Yıldırım’ı hiç sevmiyorum ama Ariel’in arabasının altında bulunan patlamamış bomba için yapmış olduğu yorumu gülümseyerek seyrettim. Ariel’e uyarıda mı bulunuyor yoksa adamla açık açık dalga mı geçiyor anlayamadım ama ötekiler ölürken onun bu kadar zaman yaşamış olmasına şaşırmıyorum. Çünkü kendisi içinde yetiştiği MİT’İ katiyen hafife almıyor. Simon, Kambur ve niceleri aynı hataya düştü. Mevzu Vatan ve Millet ise Halit Başkan’a hak veriyorum “Operasyon yapamayacağımız hiçbir saha yok” çünkü bizi durdurabilecek hiçbir güç yok. Bana inanmıyorsanız eğer Türklerin zaferle dolu tarihine göz atabilirsiniz.
“İster düşman ister onunla iş tutan arkamı dönünce sırtımdan bıçaklayan” şeklinde devam eden o şarkıyı tek seven ben miyim acaba? Bu şarkı Teşkilat’a anca bu kadar yakışabilirdi. Defalarca döndüre döndüre dinledim. Ki şarkının kendisine eşlik ettiği bölümde yayınlanacak olan sahnelerden yapılmış klip izlemeye ise bayıldım. Yabancı formatta sonradan yayınlanacak sahnelerin önceden gösterildiği bir diziyi yıllar önce izlediğimi hatırlıyorum da çok hoşuma gitmişti. Şimdi aynı formülü Teşkilat’ta görmek hem tanıdık geldi hem de #ZehSer sahneleri için heyecanımı arttırdı.
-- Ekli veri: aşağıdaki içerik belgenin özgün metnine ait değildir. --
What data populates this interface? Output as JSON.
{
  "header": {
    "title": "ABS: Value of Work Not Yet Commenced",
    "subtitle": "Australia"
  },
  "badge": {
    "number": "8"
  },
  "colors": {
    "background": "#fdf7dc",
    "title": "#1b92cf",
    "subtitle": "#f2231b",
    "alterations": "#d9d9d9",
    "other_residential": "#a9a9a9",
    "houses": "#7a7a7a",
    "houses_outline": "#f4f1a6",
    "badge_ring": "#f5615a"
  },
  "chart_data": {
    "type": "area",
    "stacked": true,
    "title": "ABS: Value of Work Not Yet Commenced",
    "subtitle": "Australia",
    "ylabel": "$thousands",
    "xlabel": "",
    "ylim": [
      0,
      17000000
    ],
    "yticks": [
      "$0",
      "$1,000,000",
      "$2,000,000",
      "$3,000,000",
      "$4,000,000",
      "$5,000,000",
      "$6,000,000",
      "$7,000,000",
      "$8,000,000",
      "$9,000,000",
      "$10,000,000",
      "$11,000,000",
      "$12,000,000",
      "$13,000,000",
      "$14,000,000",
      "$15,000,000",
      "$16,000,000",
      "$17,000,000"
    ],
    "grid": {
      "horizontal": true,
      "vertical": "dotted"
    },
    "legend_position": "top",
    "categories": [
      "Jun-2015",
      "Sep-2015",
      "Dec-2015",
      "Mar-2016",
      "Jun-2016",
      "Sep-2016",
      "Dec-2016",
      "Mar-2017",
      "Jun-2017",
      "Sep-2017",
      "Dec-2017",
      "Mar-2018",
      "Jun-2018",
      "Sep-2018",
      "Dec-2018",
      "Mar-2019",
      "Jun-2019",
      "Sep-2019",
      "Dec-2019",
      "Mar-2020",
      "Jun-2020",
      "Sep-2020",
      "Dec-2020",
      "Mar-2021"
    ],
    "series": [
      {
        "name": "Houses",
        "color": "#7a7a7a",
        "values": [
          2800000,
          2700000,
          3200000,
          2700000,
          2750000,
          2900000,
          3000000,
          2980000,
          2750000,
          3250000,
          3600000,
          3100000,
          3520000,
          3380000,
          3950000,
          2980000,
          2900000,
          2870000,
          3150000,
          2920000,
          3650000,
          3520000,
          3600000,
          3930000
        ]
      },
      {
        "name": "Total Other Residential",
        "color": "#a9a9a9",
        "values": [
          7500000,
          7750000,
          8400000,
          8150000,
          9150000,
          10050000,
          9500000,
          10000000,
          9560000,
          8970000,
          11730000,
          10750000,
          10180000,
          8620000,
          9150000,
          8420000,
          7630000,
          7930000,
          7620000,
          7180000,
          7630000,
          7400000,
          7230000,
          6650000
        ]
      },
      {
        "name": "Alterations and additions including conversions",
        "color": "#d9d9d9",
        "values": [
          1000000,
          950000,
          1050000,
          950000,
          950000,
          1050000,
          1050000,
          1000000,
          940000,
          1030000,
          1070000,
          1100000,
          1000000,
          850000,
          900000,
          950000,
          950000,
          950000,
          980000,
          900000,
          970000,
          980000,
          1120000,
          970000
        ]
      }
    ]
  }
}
Gözlerinde birbirleriyle kombine etmiş oldukları güneş gözlükleriyle el ele tutuşarak gülümsedikleri havalimanındaki halleri biz #ZehSer sevenlerin keyiften dört köşe olmamıza neden oldular. Ellerin ayrılmamak üzere birbirine gerçek anlamda kenetlendiği o sahnede havalimanında pasaportları inceleyen görevlinin önüne birbirlerine kenetledikleri ellerini sallaya sallaya öyle havalı bir yürüyüşleri vardı ki gerçek bir çift olmadıklarına bin şahit ister cinsteydiler. Bu da el ele tutuşurken de çift rolü yaparken de aslında birbirlerinin yanında ne kadar rahat hissettiklerini ve ilişkilerinin onlar farkına varmadan daha organik daha içgüdüsel bir boyuta geçtiğini kanıtlıyordu. Üstelik kendimi ilk sezonda uçaklarına yapılan sabotaj sonrasında Atina’ya inmek zorunda kaldıkları sahnenin paralelini izler gibi hissettim.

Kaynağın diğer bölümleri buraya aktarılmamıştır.